Google unveiled a touchscreen notebook computer on Thursday designed for high-end users, throwing down the gauntlet to Apple and its MacBooks.
Google said its Chromebook Pixel computers blending tablet and laptop technology, boasting heavyweight Intel chips and screens tailored for rich graphics, were released in the United States and Britain, starting at $1,299.
“People will give up a MacBook Air for this,” Google Chrome senior vice president Sundar Pichai said.
A Pixel model featuring built-in connectivity to the Verizon mobile Internet service will hit the US market in April at a price of $1,449.
The newly unveiled version can connect online with wireless hot-spot technology or cables.
“It’s a great looking product,” Om Malik of technology news website GigaOM said at the Pixel debut in San Francisco.
“But Google is facing a selling problem, they have to compete on price originally and build a developer base for a high-end product.”
Google is hoping enthusiasts will forego price comparisons with competitors such as MacBooks or laptops built on Windows 8 software and focus instead on the Pixel’s touchscreen feature and the massive terabyte of Google Drive online data storage included.
“It seems like a pretty hard sell,” said Forrester analyst James McQuivey. “I hope they are not planning to make a lot of money off it.”

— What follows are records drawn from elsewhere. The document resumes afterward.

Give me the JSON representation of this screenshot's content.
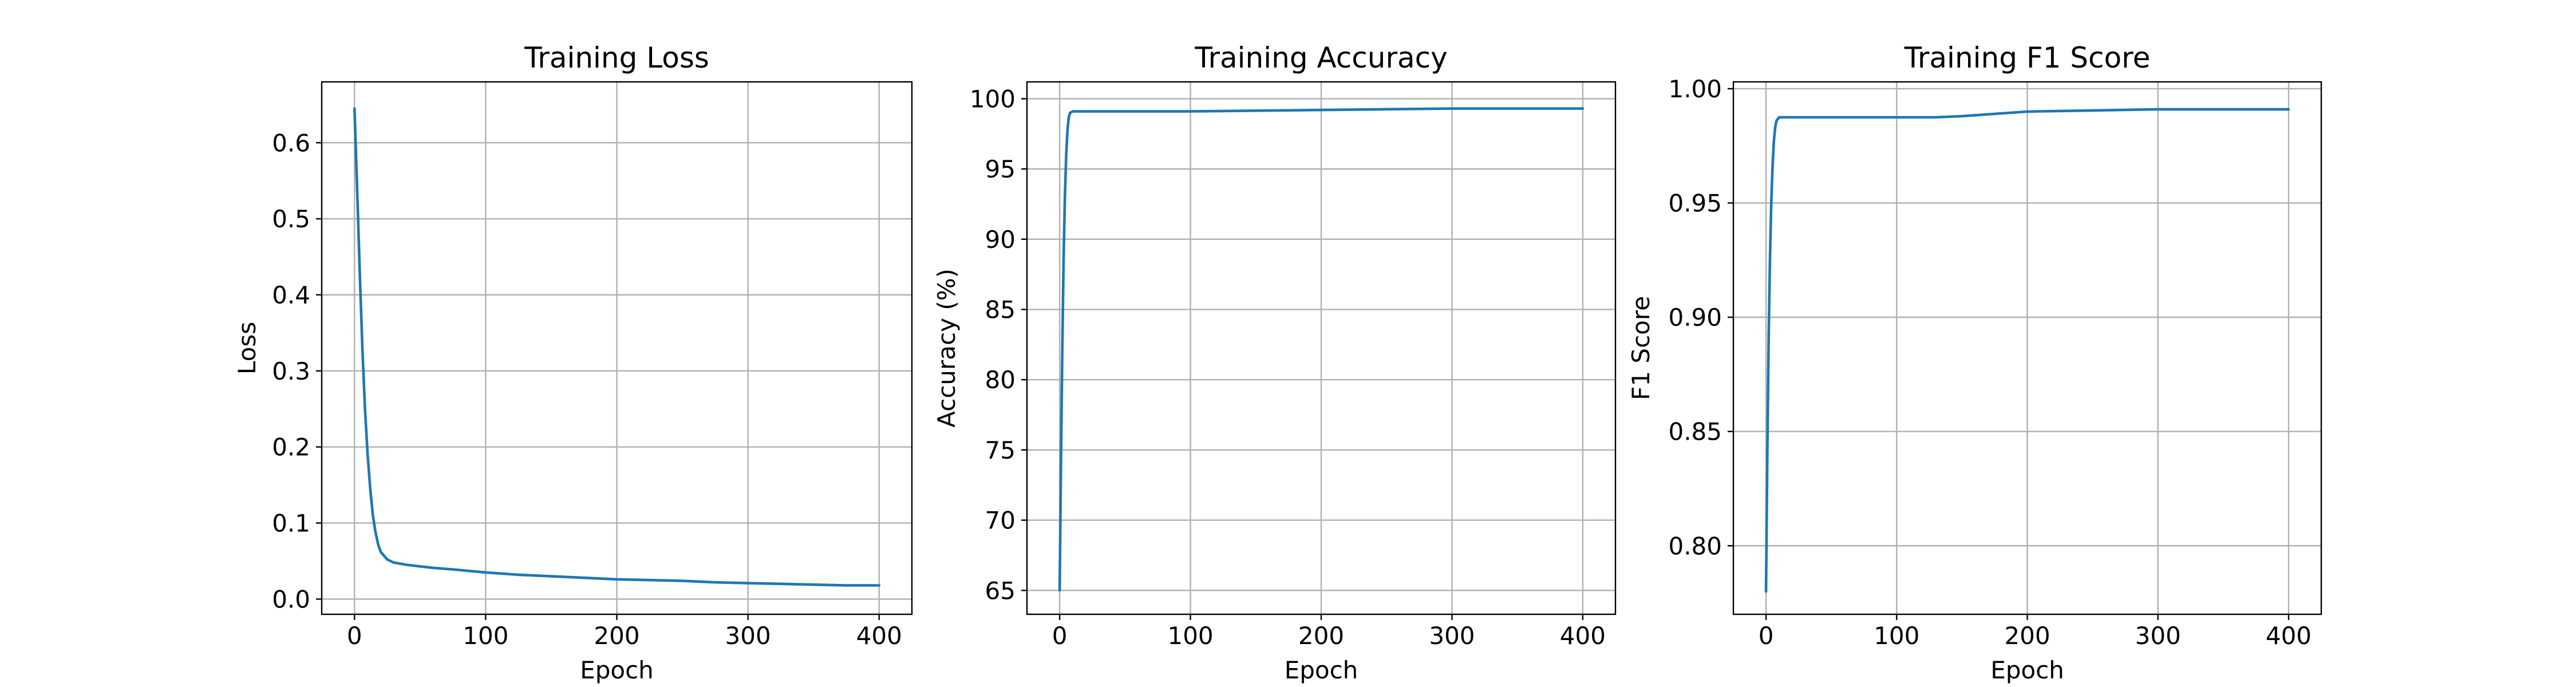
{
  "figure": {
    "background": "#ffffff"
  },
  "chart_data": [
    {
      "type": "line",
      "title": "Training Loss",
      "xlabel": "Epoch",
      "ylabel": "Loss",
      "xlim": [
        -25,
        425
      ],
      "ylim": [
        -0.02,
        0.68
      ],
      "xticks": [
        0,
        100,
        200,
        300,
        400
      ],
      "xtick_labels": [
        "0",
        "100",
        "200",
        "300",
        "400"
      ],
      "yticks": [
        0.0,
        0.1,
        0.2,
        0.3,
        0.4,
        0.5,
        0.6
      ],
      "ytick_labels": [
        "0.0",
        "0.1",
        "0.2",
        "0.3",
        "0.4",
        "0.5",
        "0.6"
      ],
      "grid": true,
      "series": [
        {
          "color": "#1f77b4",
          "x": [
            0,
            2,
            4,
            6,
            8,
            10,
            12,
            14,
            16,
            18,
            20,
            25,
            30,
            40,
            50,
            60,
            75,
            100,
            125,
            150,
            175,
            200,
            225,
            250,
            275,
            300,
            325,
            350,
            375,
            400
          ],
          "y": [
            0.645,
            0.54,
            0.43,
            0.33,
            0.25,
            0.19,
            0.145,
            0.11,
            0.088,
            0.072,
            0.062,
            0.052,
            0.048,
            0.045,
            0.043,
            0.041,
            0.039,
            0.035,
            0.032,
            0.03,
            0.028,
            0.026,
            0.025,
            0.024,
            0.022,
            0.021,
            0.02,
            0.019,
            0.018,
            0.018
          ]
        }
      ]
    },
    {
      "type": "line",
      "title": "Training Accuracy",
      "xlabel": "Epoch",
      "ylabel": "Accuracy (%)",
      "xlim": [
        -25,
        425
      ],
      "ylim": [
        63.3,
        101.2
      ],
      "xticks": [
        0,
        100,
        200,
        300,
        400
      ],
      "xtick_labels": [
        "0",
        "100",
        "200",
        "300",
        "400"
      ],
      "yticks": [
        65,
        70,
        75,
        80,
        85,
        90,
        95,
        100
      ],
      "ytick_labels": [
        "65",
        "70",
        "75",
        "80",
        "85",
        "90",
        "95",
        "100"
      ],
      "grid": true,
      "series": [
        {
          "color": "#1f77b4",
          "x": [
            0,
            1,
            2,
            3,
            4,
            5,
            6,
            7,
            8,
            10,
            15,
            50,
            100,
            150,
            200,
            250,
            300,
            350,
            400
          ],
          "y": [
            65.0,
            74.0,
            82.0,
            88.5,
            93.0,
            96.0,
            97.8,
            98.7,
            99.0,
            99.1,
            99.1,
            99.1,
            99.1,
            99.15,
            99.2,
            99.25,
            99.3,
            99.3,
            99.3
          ]
        }
      ]
    },
    {
      "type": "line",
      "title": "Training F1 Score",
      "xlabel": "Epoch",
      "ylabel": "F1 Score",
      "xlim": [
        -25,
        425
      ],
      "ylim": [
        0.77,
        1.003
      ],
      "xticks": [
        0,
        100,
        200,
        300,
        400
      ],
      "xtick_labels": [
        "0",
        "100",
        "200",
        "300",
        "400"
      ],
      "yticks": [
        0.8,
        0.85,
        0.9,
        0.95,
        1.0
      ],
      "ytick_labels": [
        "0.80",
        "0.85",
        "0.90",
        "0.95",
        "1.00"
      ],
      "grid": true,
      "series": [
        {
          "color": "#1f77b4",
          "x": [
            0,
            1,
            2,
            3,
            4,
            5,
            6,
            7,
            8,
            10,
            15,
            50,
            100,
            130,
            150,
            175,
            200,
            250,
            300,
            350,
            400
          ],
          "y": [
            0.78,
            0.84,
            0.89,
            0.925,
            0.95,
            0.966,
            0.977,
            0.983,
            0.986,
            0.9875,
            0.9875,
            0.9875,
            0.9875,
            0.9875,
            0.988,
            0.989,
            0.99,
            0.9905,
            0.991,
            0.991,
            0.991
          ]
        }
      ]
    }
  ]
}
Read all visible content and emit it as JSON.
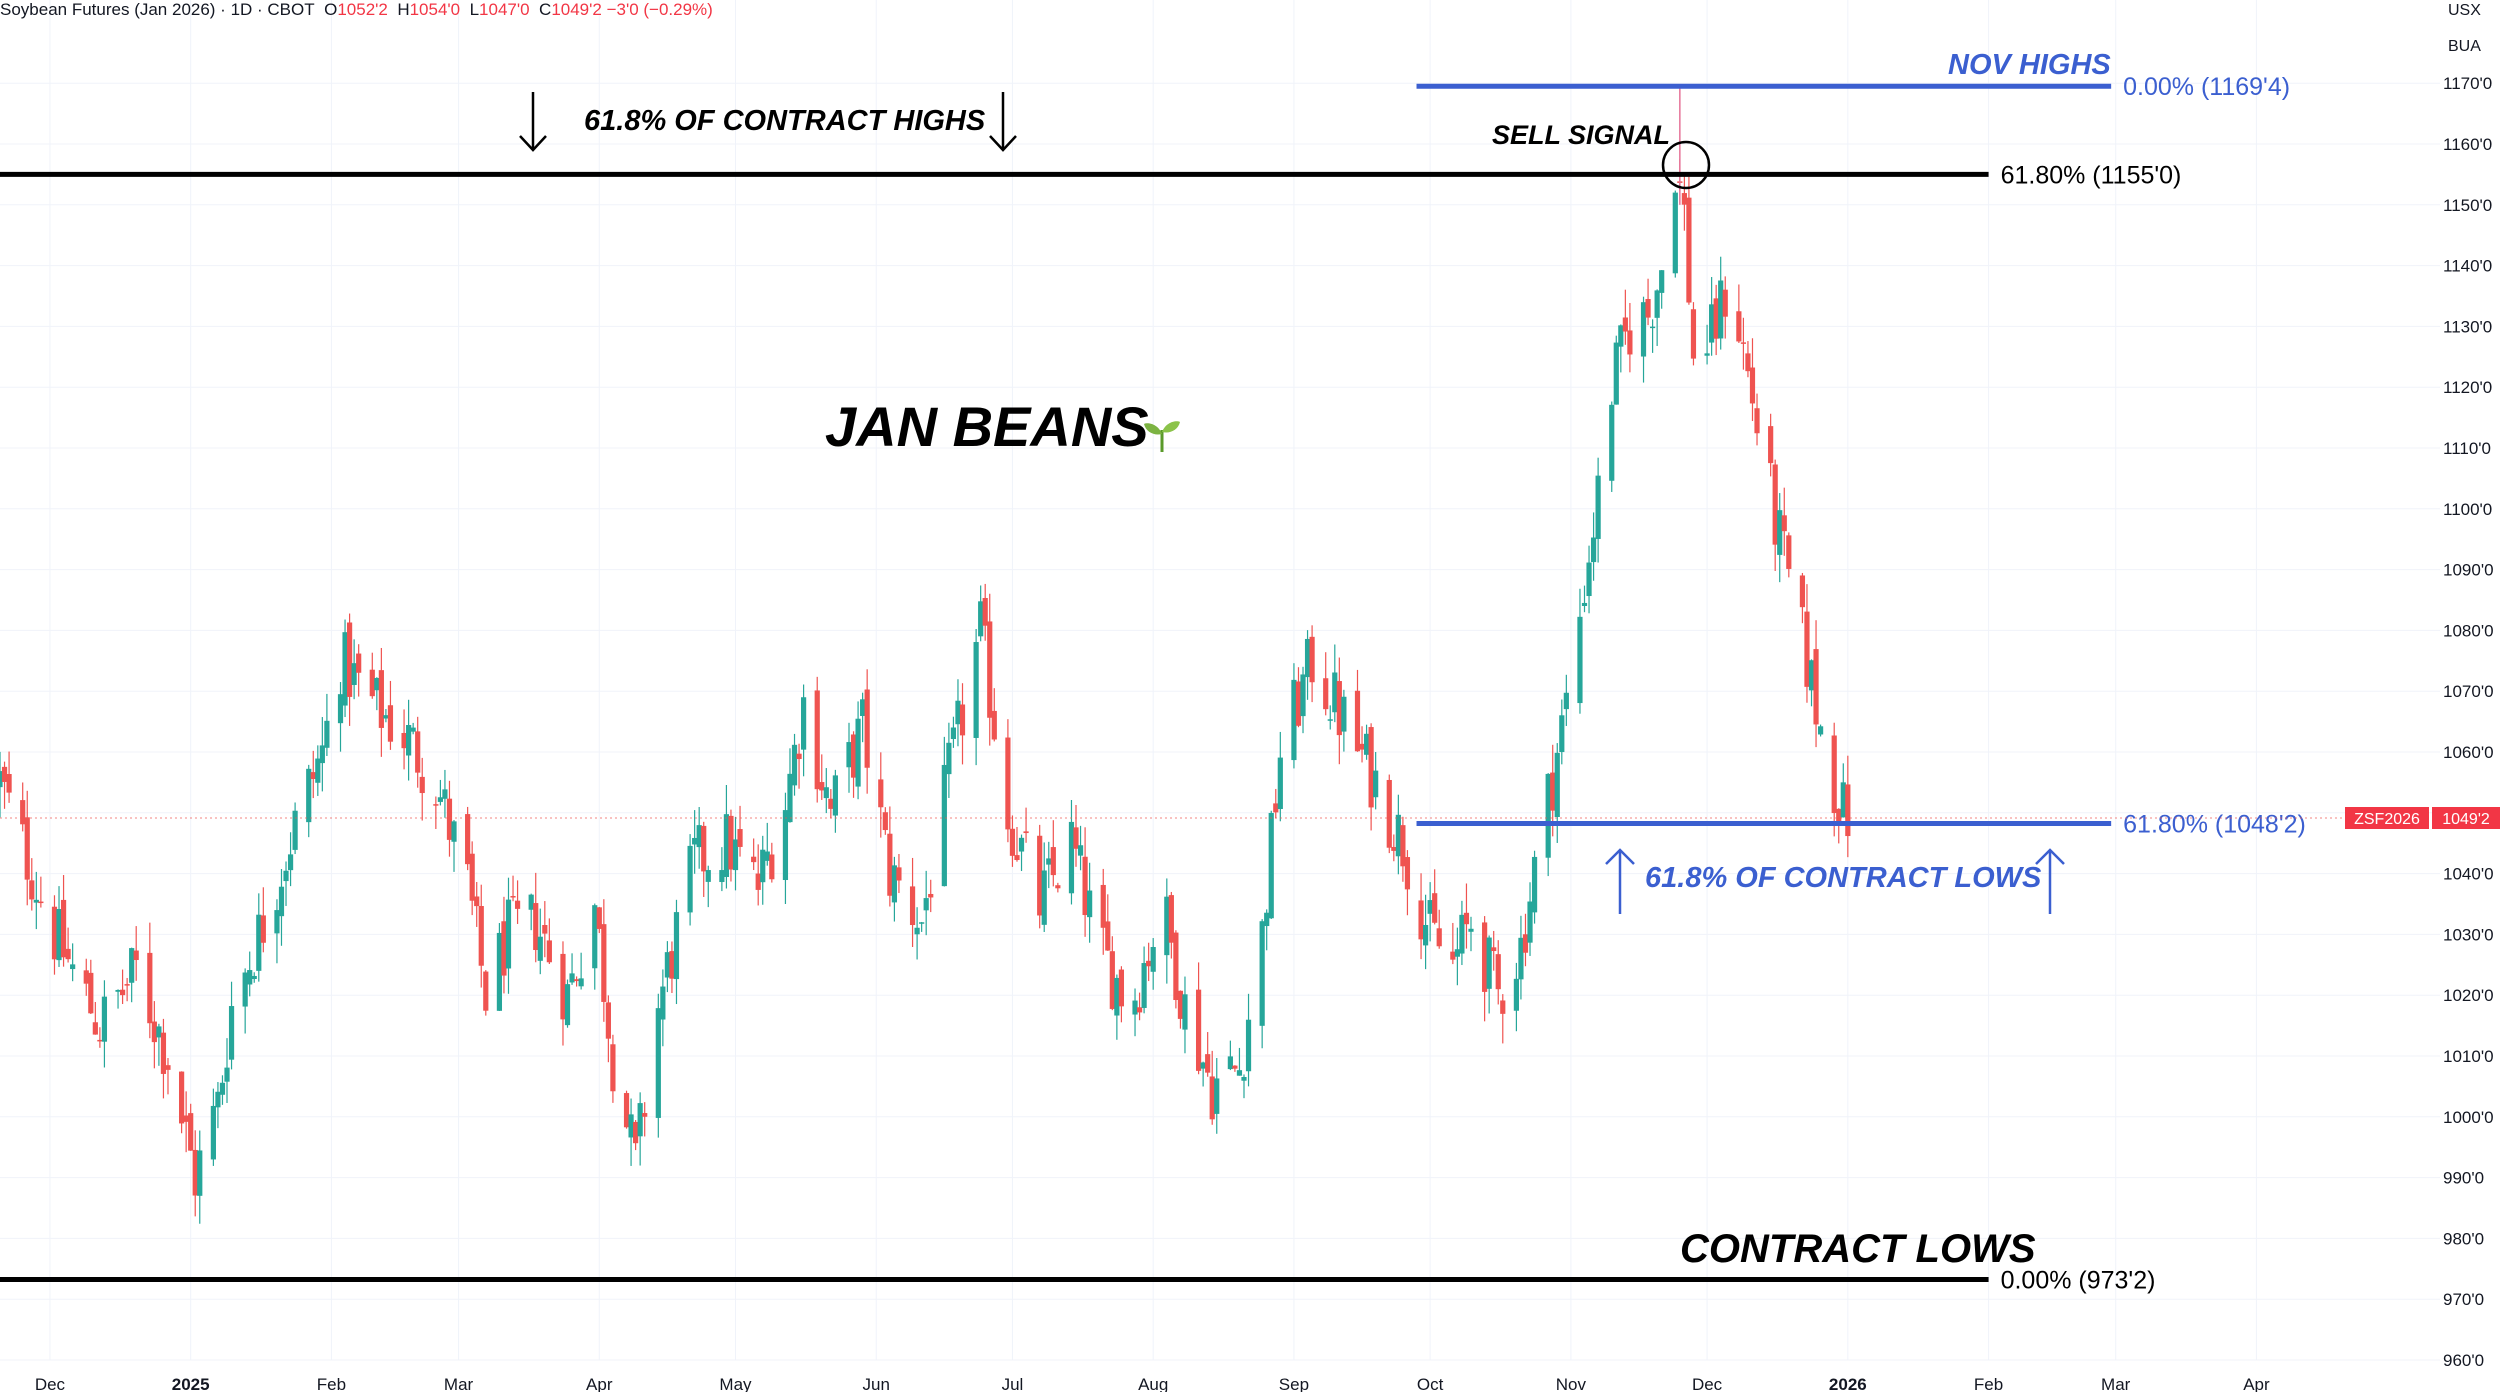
{
  "header": {
    "symbol_text": "Soybean Futures (Jan 2026) · 1D · CBOT",
    "o_label": "O",
    "o_value": "1052'2",
    "h_label": "H",
    "h_value": "1054'0",
    "l_label": "L",
    "l_value": "1047'0",
    "c_label": "C",
    "c_value": "1049'2",
    "change": "−3'0 (−0.29%)"
  },
  "units": {
    "currency": "USX",
    "per": "BUA"
  },
  "colors": {
    "up": "#26a69a",
    "down": "#ef5350",
    "fib_black": "#000000",
    "fib_blue": "#3b5fd0",
    "price_tag": "#f23645"
  },
  "chart_data": {
    "type": "candlestick",
    "title": "JAN BEANS",
    "y_axis": {
      "min": 960,
      "max": 1170,
      "step": 10,
      "ticks": [
        "960'0",
        "970'0",
        "980'0",
        "990'0",
        "1000'0",
        "1010'0",
        "1020'0",
        "1030'0",
        "1040'0",
        "1050'0",
        "1060'0",
        "1070'0",
        "1080'0",
        "1090'0",
        "1100'0",
        "1110'0",
        "1120'0",
        "1130'0",
        "1140'0",
        "1150'0",
        "1160'0",
        "1170'0"
      ]
    },
    "x_axis": {
      "start": "2024-11-20",
      "end": "2026-04-15",
      "labels": [
        {
          "date": "2024-12-01",
          "text": "Dec",
          "bold": false
        },
        {
          "date": "2025-01-01",
          "text": "2025",
          "bold": true
        },
        {
          "date": "2025-02-01",
          "text": "Feb",
          "bold": false
        },
        {
          "date": "2025-03-01",
          "text": "Mar",
          "bold": false
        },
        {
          "date": "2025-04-01",
          "text": "Apr",
          "bold": false
        },
        {
          "date": "2025-05-01",
          "text": "May",
          "bold": false
        },
        {
          "date": "2025-06-01",
          "text": "Jun",
          "bold": false
        },
        {
          "date": "2025-07-01",
          "text": "Jul",
          "bold": false
        },
        {
          "date": "2025-08-01",
          "text": "Aug",
          "bold": false
        },
        {
          "date": "2025-09-01",
          "text": "Sep",
          "bold": false
        },
        {
          "date": "2025-10-01",
          "text": "Oct",
          "bold": false
        },
        {
          "date": "2025-11-01",
          "text": "Nov",
          "bold": false
        },
        {
          "date": "2025-12-01",
          "text": "Dec",
          "bold": false
        },
        {
          "date": "2026-01-01",
          "text": "2026",
          "bold": true
        },
        {
          "date": "2026-02-01",
          "text": "Feb",
          "bold": false
        },
        {
          "date": "2026-03-01",
          "text": "Mar",
          "bold": false
        },
        {
          "date": "2026-04-01",
          "text": "Apr",
          "bold": false
        }
      ]
    },
    "close_path": [
      [
        "2024-11-20",
        1055
      ],
      [
        "2024-12-02",
        1030
      ],
      [
        "2024-12-12",
        1015
      ],
      [
        "2024-12-20",
        1024
      ],
      [
        "2024-12-27",
        1010
      ],
      [
        "2025-01-02",
        990
      ],
      [
        "2025-01-07",
        1002
      ],
      [
        "2025-01-10",
        1018
      ],
      [
        "2025-01-17",
        1032
      ],
      [
        "2025-01-24",
        1048
      ],
      [
        "2025-01-30",
        1060
      ],
      [
        "2025-02-03",
        1075
      ],
      [
        "2025-02-10",
        1068
      ],
      [
        "2025-02-18",
        1062
      ],
      [
        "2025-02-24",
        1055
      ],
      [
        "2025-03-03",
        1038
      ],
      [
        "2025-03-07",
        1020
      ],
      [
        "2025-03-12",
        1030
      ],
      [
        "2025-03-18",
        1032
      ],
      [
        "2025-03-25",
        1020
      ],
      [
        "2025-03-31",
        1035
      ],
      [
        "2025-04-04",
        1010
      ],
      [
        "2025-04-09",
        992
      ],
      [
        "2025-04-14",
        1018
      ],
      [
        "2025-04-22",
        1042
      ],
      [
        "2025-04-29",
        1045
      ],
      [
        "2025-05-06",
        1038
      ],
      [
        "2025-05-12",
        1052
      ],
      [
        "2025-05-16",
        1068
      ],
      [
        "2025-05-22",
        1050
      ],
      [
        "2025-05-29",
        1064
      ],
      [
        "2025-06-04",
        1040
      ],
      [
        "2025-06-11",
        1032
      ],
      [
        "2025-06-17",
        1056
      ],
      [
        "2025-06-24",
        1080
      ],
      [
        "2025-06-30",
        1050
      ],
      [
        "2025-07-07",
        1035
      ],
      [
        "2025-07-14",
        1045
      ],
      [
        "2025-07-20",
        1028
      ],
      [
        "2025-07-27",
        1018
      ],
      [
        "2025-08-03",
        1035
      ],
      [
        "2025-08-08",
        1018
      ],
      [
        "2025-08-14",
        1005
      ],
      [
        "2025-08-20",
        1008
      ],
      [
        "2025-08-25",
        1030
      ],
      [
        "2025-08-29",
        1060
      ],
      [
        "2025-09-05",
        1075
      ],
      [
        "2025-09-12",
        1065
      ],
      [
        "2025-09-19",
        1055
      ],
      [
        "2025-09-25",
        1045
      ],
      [
        "2025-10-01",
        1030
      ],
      [
        "2025-10-06",
        1025
      ],
      [
        "2025-10-10",
        1032
      ],
      [
        "2025-10-16",
        1020
      ],
      [
        "2025-10-21",
        1028
      ],
      [
        "2025-10-25",
        1045
      ],
      [
        "2025-10-29",
        1060
      ],
      [
        "2025-11-01",
        1072
      ],
      [
        "2025-11-04",
        1088
      ],
      [
        "2025-11-07",
        1102
      ],
      [
        "2025-11-10",
        1120
      ],
      [
        "2025-11-14",
        1130
      ],
      [
        "2025-11-18",
        1132
      ],
      [
        "2025-11-21",
        1140
      ],
      [
        "2025-11-24",
        1157
      ],
      [
        "2025-11-26",
        1148
      ],
      [
        "2025-11-28",
        1125
      ],
      [
        "2025-12-02",
        1128
      ],
      [
        "2025-12-06",
        1138
      ],
      [
        "2025-12-08",
        1130
      ],
      [
        "2025-12-11",
        1118
      ],
      [
        "2025-12-16",
        1098
      ],
      [
        "2025-12-19",
        1088
      ],
      [
        "2025-12-23",
        1075
      ],
      [
        "2025-12-27",
        1060
      ],
      [
        "2025-12-31",
        1050
      ],
      [
        "2026-01-01",
        1049.25
      ]
    ],
    "last_price": {
      "symbol": "ZSF2026",
      "value": "1049'2",
      "level": 1049.25
    },
    "lines": [
      {
        "id": "fib-6180-top",
        "level": 1155,
        "color": "black",
        "start": "2024-11-20",
        "end": "2026-02-01",
        "label": "61.80% (1155'0)"
      },
      {
        "id": "fib-0-bottom",
        "level": 973.25,
        "color": "black",
        "start": "2024-11-20",
        "end": "2026-02-01",
        "label": "0.00% (973'2)"
      },
      {
        "id": "fib-0-top",
        "level": 1169.5,
        "color": "blue",
        "start": "2025-09-28",
        "end": "2026-02-28",
        "label": "0.00% (1169'4)"
      },
      {
        "id": "fib-6180-bottom",
        "level": 1048.25,
        "color": "blue",
        "start": "2025-09-28",
        "end": "2026-02-28",
        "label": "61.80% (1048'2)"
      }
    ],
    "annotations": {
      "contract_highs": "61.8% OF CONTRACT HIGHS",
      "sell_signal": "SELL SIGNAL",
      "nov_highs": "NOV HIGHS",
      "contract_lows_pct": "61.8% OF CONTRACT LOWS",
      "contract_lows": "CONTRACT LOWS"
    },
    "grid": true
  }
}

While the Pixel seems aimed at the MacBook market, it also faces fierce competition from touchscreen laptops based on Windows 8 software.
“It seems like more of a symbolic product release with Google trying to make a point that it is no longer just a low-end provider of devices,” McQuivey said.
Analyst Rob Enderle of Enderle Group branded the Pixel move “a train wreck,” arguing that notebook computers above $600 have historically not sold well and that Apple even sells a slick MacBook Air model for $999.
The booming popularity of tablet computers is also eroding the overall market for laptops.
“It just boggles the mind,” Enderle said. “I have no clue what the hell Google was thinking.”
The announcement adds a new dimension to the rivalry between the two tech giants, locked in a fierce battle over smartphones and tablets.
“This is for power users we expect to live completely in the cloud,” Pichai said. “The Pixel is about pushing the state of the art.”
Google custom built Pixel and is producing it with the help of electronics manufacturers in Taiwan.
“It is clear that touch is here to stay and that it is the future,” Pichai said.
He described the Pixel screen resolution as superior to that on any laptop shipped today.
Within three months, Google will release Quickoffice software for handling documents and spreadsheets after complaints by Chrome notebook users over difficulties when trying to work with Microsoft’s widely used Word or Excel software, according to Pichai.
Google’s main intent with the Pixel is to more deeply mesh the California-based Internet giant’s money-generating products and services into people’s lives.
Google was working with third-party application developers to tailor Pixel programs.
“The goal is to get the Pixel in the hands of all our early adopters as well as developers,” Pichai said. “We think our ecosystem will respond well.”
Google introduced the first Chromebook in mid-2010 in a challenge to Windows operating software at the heart of Microsoft’s empire.
The array of Chromebook makers has grown to include Acer, Lenovo, Samsung and Hewlett-Packard, with previous models offered at bargain prices when compared to high-end laptops.
Shifting operating software to banks of servers online means that Google updates programs and fends off hackers and malicious software.
The disk drive-free Pixel machines feature a quick startup and can dive into a user’s desktop data from anywhere online.
Google remains devoted to its Android software for powering tablets and smartphones, following two paths when it comes to Internet-synched hardware, according to Pichai.